Bizi suçlayanlara soruyorum: Rusya’yı Suriye’de haklı görürken, Ukrayna’da haksız görmek niçin Amerikan ve Batı emperyalizmini savunmak olsun. Ha, ABD de Ukrayna’da Rusya’ya karşı… Olabilir! Yıllarca Suriye’de, Irak’ta, Afganistan’da hatta Türkiye’deki üsleri sebebiyle karşı çıktığımız ABD, Ukrayna’da Rusya’nın karşısında diye biz HAKKI savunmayalım, zorbanın karşısına geçmeyelim mi?

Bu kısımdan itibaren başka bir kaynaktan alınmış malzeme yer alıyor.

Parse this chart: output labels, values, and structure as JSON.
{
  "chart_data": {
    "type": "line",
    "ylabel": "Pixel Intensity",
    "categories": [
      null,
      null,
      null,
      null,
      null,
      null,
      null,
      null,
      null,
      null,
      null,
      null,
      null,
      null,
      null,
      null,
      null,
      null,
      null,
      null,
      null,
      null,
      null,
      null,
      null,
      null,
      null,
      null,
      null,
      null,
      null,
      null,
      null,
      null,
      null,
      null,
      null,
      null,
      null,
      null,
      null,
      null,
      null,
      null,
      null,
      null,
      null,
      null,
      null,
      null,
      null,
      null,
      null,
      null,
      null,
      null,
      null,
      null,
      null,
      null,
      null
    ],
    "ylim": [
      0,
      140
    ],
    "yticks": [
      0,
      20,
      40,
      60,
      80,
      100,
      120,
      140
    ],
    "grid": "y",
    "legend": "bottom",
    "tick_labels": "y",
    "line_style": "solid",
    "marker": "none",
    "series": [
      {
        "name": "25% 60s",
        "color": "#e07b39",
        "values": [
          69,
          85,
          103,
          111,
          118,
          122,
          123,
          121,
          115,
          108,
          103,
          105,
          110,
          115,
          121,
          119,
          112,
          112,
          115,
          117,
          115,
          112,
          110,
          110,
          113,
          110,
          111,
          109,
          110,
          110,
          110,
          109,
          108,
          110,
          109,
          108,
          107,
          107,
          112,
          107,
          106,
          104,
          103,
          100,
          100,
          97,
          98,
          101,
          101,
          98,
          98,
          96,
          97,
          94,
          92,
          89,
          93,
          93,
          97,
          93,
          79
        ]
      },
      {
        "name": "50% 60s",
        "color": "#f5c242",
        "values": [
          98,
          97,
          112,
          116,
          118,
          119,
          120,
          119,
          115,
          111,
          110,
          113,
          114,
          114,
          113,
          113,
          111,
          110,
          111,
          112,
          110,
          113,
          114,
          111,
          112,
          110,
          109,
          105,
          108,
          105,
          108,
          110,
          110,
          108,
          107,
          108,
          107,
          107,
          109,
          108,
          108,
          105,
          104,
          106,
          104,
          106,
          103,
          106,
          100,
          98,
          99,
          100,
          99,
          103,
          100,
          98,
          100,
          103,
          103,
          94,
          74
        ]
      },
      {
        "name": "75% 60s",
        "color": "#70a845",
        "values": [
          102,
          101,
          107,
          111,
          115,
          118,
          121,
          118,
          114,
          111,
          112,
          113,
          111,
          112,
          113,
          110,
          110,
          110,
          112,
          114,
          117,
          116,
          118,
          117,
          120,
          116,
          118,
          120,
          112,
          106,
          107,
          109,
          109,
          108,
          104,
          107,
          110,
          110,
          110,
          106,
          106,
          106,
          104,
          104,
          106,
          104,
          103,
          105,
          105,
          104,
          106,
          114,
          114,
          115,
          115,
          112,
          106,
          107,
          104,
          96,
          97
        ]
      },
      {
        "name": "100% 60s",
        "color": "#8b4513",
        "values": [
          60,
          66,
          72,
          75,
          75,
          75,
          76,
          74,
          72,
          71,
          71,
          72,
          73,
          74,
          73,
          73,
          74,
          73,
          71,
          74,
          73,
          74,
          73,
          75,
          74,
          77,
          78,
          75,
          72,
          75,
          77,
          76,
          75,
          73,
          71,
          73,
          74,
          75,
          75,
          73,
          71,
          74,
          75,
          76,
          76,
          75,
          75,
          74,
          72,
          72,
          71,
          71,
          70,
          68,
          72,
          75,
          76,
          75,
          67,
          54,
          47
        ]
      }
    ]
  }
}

Bizi suçlayanların anlamadıkları, anlamak istemedikleri, İLKELER!
Başta dile getirdiğimiz ilke… Zorbalık, haksızlık nereden gelirse gelsin karşı olabilmek ilkesi!
Yine anlamak istemedikleri; Rus saldırganlığına karşı olurken ABD saldırganlığına da karşı durmanın mümkün olabildiği… Siz bunu beceremiyorsanız o sizin sorununuz! Biz becerebiliyoruz ve ABD zorbalığına da Rus zorbalığına da aynı anda karşı durabiliyoruz.
Durmaya devam edeceğiz!
Tam bağımsız TÜRKİYE’yi savunmak… Ve o ideale ulaşmak…
Tam bağımsız, fikri hür, irfanı hür, vicdanı hür birey olmak bunu gerektirir.
Biz bu kadar açığız… Suçlamalar, iftira girişimleri vız gelir!
Daima HAKKIN yanında olacağız.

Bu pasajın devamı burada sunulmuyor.